Er was eens een pitchmeeting, eentje uit het betere agency-theater: de juiste mensen aan tafel, de koffie nét straf genoeg om de spanning verteerbaar te houden, en een presentatie die bol stond van grote woorden en nog grotere ambities.
De klant, nieuwsgierig maar licht op zijn hoede - want dit was al het derde bureau dat “echt een langetermijnpartner” wilde zijn - schoof verwachtingsvol aan, klaar om zich te laten overtuigen.
Het bureau was goed voorbereid. De strateeg zette met vaste hand het denkkader neer, de creative director schilderde een visie die je bijna kon ruiken van intensiteit, en de managing director knikte op het juiste moment alsof hij het allemaal persoonlijk zou uitvoeren. Het verhaal klopte. De chemie ook. En toch, ergens tussen de slides en de slogans, hing er een afwezigheid in de lucht.
Die éne persoon. Degene die straks de planning zal bewaken, de call op vrijdagavond zal oppikken, en het projectteam zal laten draaien als de rest alweer door is naar de volgende pitch. Ze zat er niet bij. Niet omdat ze niet belangrijk was, maar omdat we haar te vaak vergeten. De projectmanager. De onzichtbare held van elk bureau.
Het blijft me verbazen hoe vaak ik het meemaak, zowel als pitch consultant wanneer ik de dans tussen klant en bureau begeleid, als tijdens trajecten waarin ik agencies help hun werking te verfijnen. We investeren uren, soms weken, in het opbouwen van vertrouwen, het finetunen van positionering, het perfectioneren van presentaties - en dan, wanneer het er écht toe doet, laten we net die persoon thuis die straks het hele verhaal tot leven moet brengen. De lijm van het geheel.
Want hoewel we in de pitch trots spreken over ‘samenwerking’, ‘transparantie’ en ‘betrouwbare processen’, kiezen we er nog te vaak voor om die samenwerking vooral te presenteren als een poster - netjes gestyled, zonder kreukels, maar niet per se representatief voor hoe het dagelijks leven eruitziet als de glitter is weggeveegd.
En dat is jammer. Want net die projectmanager is degene die weet waar de marges écht zitten. Die kan inschatten wat wel en niet haalbaar is, niet op basis van een PowerPoint, maar vanuit ervaring met mensen, systemen en Murphy’s Law. Zij - of hij, of die ene duizendpoot met zes verschillende Slack-kanalen open - is degene die jouw beloftes gaat vertalen in een werkbare realiteit.
Het argument dat ik dan vaak hoor, is dat projectmanagers “operationeel” zijn, en dus pas later instappen. Dat ze de uitvoering regelen, niet de overtuiging.
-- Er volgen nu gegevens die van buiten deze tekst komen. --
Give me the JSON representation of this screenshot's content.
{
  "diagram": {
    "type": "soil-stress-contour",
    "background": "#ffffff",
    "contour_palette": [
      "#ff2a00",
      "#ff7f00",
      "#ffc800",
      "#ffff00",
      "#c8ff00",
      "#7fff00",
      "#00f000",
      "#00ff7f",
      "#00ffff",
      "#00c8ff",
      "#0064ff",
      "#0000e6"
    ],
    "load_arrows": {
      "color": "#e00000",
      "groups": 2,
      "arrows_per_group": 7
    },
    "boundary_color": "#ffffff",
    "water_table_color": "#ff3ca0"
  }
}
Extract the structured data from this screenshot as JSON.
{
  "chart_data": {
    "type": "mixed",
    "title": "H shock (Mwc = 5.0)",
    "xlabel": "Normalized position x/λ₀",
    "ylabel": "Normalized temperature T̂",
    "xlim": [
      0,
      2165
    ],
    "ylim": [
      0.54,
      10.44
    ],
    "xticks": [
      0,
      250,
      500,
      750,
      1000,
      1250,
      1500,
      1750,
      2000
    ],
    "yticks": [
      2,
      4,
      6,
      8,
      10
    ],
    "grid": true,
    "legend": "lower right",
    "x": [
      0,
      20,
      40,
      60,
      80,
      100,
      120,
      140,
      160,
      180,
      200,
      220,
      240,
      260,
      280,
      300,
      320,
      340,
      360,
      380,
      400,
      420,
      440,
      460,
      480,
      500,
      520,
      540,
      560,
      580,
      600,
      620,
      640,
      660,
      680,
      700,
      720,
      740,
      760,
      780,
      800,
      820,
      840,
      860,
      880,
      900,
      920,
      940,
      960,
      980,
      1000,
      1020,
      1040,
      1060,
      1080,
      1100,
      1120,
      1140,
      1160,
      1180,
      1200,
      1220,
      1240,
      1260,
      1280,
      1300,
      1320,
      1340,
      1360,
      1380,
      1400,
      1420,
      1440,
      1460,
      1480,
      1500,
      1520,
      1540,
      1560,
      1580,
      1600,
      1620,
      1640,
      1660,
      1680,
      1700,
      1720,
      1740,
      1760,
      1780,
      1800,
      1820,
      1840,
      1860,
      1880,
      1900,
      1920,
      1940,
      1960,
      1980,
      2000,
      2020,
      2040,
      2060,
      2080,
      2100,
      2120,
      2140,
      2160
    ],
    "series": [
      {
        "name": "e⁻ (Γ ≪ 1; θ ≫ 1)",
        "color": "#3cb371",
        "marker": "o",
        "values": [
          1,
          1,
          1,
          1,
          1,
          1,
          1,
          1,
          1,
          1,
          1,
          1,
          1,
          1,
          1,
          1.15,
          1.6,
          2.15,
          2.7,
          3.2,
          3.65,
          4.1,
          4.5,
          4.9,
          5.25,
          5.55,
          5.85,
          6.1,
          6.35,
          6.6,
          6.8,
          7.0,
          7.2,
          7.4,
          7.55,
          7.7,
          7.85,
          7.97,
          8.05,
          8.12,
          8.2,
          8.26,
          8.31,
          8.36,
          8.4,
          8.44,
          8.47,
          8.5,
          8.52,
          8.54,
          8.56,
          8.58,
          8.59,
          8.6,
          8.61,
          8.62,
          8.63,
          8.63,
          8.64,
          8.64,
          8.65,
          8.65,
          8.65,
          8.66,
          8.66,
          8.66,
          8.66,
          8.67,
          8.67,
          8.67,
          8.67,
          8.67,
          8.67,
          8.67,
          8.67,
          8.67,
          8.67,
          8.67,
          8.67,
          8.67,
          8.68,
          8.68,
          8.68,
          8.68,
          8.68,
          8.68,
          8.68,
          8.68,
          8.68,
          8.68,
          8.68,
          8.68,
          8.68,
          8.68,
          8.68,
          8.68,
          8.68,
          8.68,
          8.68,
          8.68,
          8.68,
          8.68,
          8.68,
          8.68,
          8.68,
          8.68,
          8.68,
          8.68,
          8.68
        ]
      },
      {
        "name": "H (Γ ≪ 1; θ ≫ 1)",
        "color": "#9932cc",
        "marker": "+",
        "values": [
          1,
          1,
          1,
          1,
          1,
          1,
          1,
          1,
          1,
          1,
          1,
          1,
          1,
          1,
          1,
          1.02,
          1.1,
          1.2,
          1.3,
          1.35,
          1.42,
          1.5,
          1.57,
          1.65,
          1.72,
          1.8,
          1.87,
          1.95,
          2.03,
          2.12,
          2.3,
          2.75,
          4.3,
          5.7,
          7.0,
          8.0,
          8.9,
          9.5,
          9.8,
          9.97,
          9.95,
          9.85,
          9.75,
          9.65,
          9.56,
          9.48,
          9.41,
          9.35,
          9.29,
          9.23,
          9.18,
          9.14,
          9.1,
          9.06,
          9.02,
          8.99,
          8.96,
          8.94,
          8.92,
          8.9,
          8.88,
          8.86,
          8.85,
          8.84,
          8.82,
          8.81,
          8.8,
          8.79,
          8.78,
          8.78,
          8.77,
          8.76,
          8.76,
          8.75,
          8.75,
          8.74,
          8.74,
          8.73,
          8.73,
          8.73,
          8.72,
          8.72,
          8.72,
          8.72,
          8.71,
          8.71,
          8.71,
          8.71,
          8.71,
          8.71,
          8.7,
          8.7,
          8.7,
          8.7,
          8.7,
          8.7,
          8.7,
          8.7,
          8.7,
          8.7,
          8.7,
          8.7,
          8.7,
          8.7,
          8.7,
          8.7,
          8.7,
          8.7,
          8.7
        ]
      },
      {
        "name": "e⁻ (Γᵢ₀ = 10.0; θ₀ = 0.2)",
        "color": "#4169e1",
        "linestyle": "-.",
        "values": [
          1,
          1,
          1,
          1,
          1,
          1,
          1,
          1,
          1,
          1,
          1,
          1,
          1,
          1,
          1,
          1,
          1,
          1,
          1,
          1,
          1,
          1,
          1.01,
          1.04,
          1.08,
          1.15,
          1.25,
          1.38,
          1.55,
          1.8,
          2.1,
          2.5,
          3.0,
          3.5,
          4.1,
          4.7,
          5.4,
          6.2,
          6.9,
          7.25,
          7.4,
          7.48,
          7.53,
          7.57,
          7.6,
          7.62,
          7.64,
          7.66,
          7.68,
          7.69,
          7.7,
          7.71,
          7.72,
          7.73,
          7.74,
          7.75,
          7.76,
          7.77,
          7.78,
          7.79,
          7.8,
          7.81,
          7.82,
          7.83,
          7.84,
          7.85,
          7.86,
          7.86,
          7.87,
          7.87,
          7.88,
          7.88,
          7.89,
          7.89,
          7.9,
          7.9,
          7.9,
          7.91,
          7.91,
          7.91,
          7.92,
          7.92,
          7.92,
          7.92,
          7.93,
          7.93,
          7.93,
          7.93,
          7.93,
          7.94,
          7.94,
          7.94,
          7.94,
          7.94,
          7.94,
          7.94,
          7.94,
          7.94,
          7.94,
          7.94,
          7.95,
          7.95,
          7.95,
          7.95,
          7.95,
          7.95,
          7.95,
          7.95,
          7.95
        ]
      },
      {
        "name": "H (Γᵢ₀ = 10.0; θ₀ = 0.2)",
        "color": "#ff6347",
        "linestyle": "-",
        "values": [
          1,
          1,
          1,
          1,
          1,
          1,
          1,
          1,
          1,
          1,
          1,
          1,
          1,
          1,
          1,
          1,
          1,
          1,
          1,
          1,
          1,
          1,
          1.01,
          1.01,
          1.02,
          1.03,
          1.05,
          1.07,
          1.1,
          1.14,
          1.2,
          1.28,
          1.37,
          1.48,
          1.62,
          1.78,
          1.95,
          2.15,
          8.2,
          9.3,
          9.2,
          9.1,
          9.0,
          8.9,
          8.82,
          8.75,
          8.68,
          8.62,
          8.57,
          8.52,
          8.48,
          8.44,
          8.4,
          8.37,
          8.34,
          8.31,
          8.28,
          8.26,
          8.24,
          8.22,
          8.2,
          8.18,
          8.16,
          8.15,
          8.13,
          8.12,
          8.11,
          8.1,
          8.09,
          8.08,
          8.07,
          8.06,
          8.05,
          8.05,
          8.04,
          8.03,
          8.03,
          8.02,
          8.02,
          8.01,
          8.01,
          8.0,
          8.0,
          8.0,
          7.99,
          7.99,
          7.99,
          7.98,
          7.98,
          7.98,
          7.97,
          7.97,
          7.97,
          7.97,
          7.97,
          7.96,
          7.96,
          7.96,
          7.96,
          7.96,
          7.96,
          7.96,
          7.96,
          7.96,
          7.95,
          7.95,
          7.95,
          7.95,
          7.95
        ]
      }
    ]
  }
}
Maar laat ons toch even realistisch zijn: als de klant in de pitch vraagt naar leverbetrouwbaarheid, naar werkdruk, naar opvolging en escalatieprocedures - wie denk je dan dat die vragen écht zou moeten beantwoorden?
Een visie is pas waardevol als ze ook uitgevoerd kan worden. Een strategie krijgt pas geloofwaardigheid als er iemand aan tafel zit die weet hoe je ze tegen de muur plakt zonder dat ze de volgende ochtend alweer loslaat.
Daarom pleit ik, zacht maar vol overtuiging, voor een kleine revolutie in pitchland: neem je projectmanager mee aan tafel. Altijd. Niet als afterthought, maar als volwaardige stem. Laat haar vragen stellen, laat haar context geven, laat haar gerust zeggen dat een idee fantastisch is - op voorwaarde dat we het tegen Kerst niet meer herschrijven in zes talen.
Je zult merken: het verandert de toon van het gesprek. Plots voel je dat er niet alleen dromen gedeeld worden, maar ook plannen. Niet alleen intenties, maar ook draagvlak.
En voor klanten: let er op. Vraag expliciet wie straks je dagelijkse contact zal zijn. Want als het goed zit met de PM, dan zit het meestal goed met het hele bureau. Een goeie projectmanager is je reality check, je geweten, je subtiele spiegel - en af en toe je reddingsboei als de planning ontspoort.
De projectmanager is géén figurant in het verhaal. Zij is de choreograaf achter de schermen, de crisismanager die kalm blijft als iedereen panikeert, de stille kracht die weet dat een goede samenwerking niet in één pitch wordt beslist, maar in honderd kleine momenten daarna.
Geef haar dus een plek aan de tafel. Niet omdat het moet, maar omdat het gewoon beter is voor iedereen. Voor je project. Voor je relatie. En voor het geloof dat marketing meer is dan mooie woorden.
Het is plannen, schakelen, op tijd leveren, en menselijk blijven onder druk.En daar weet je projectmanager alles van. Zelfs als ze het zelden zegt.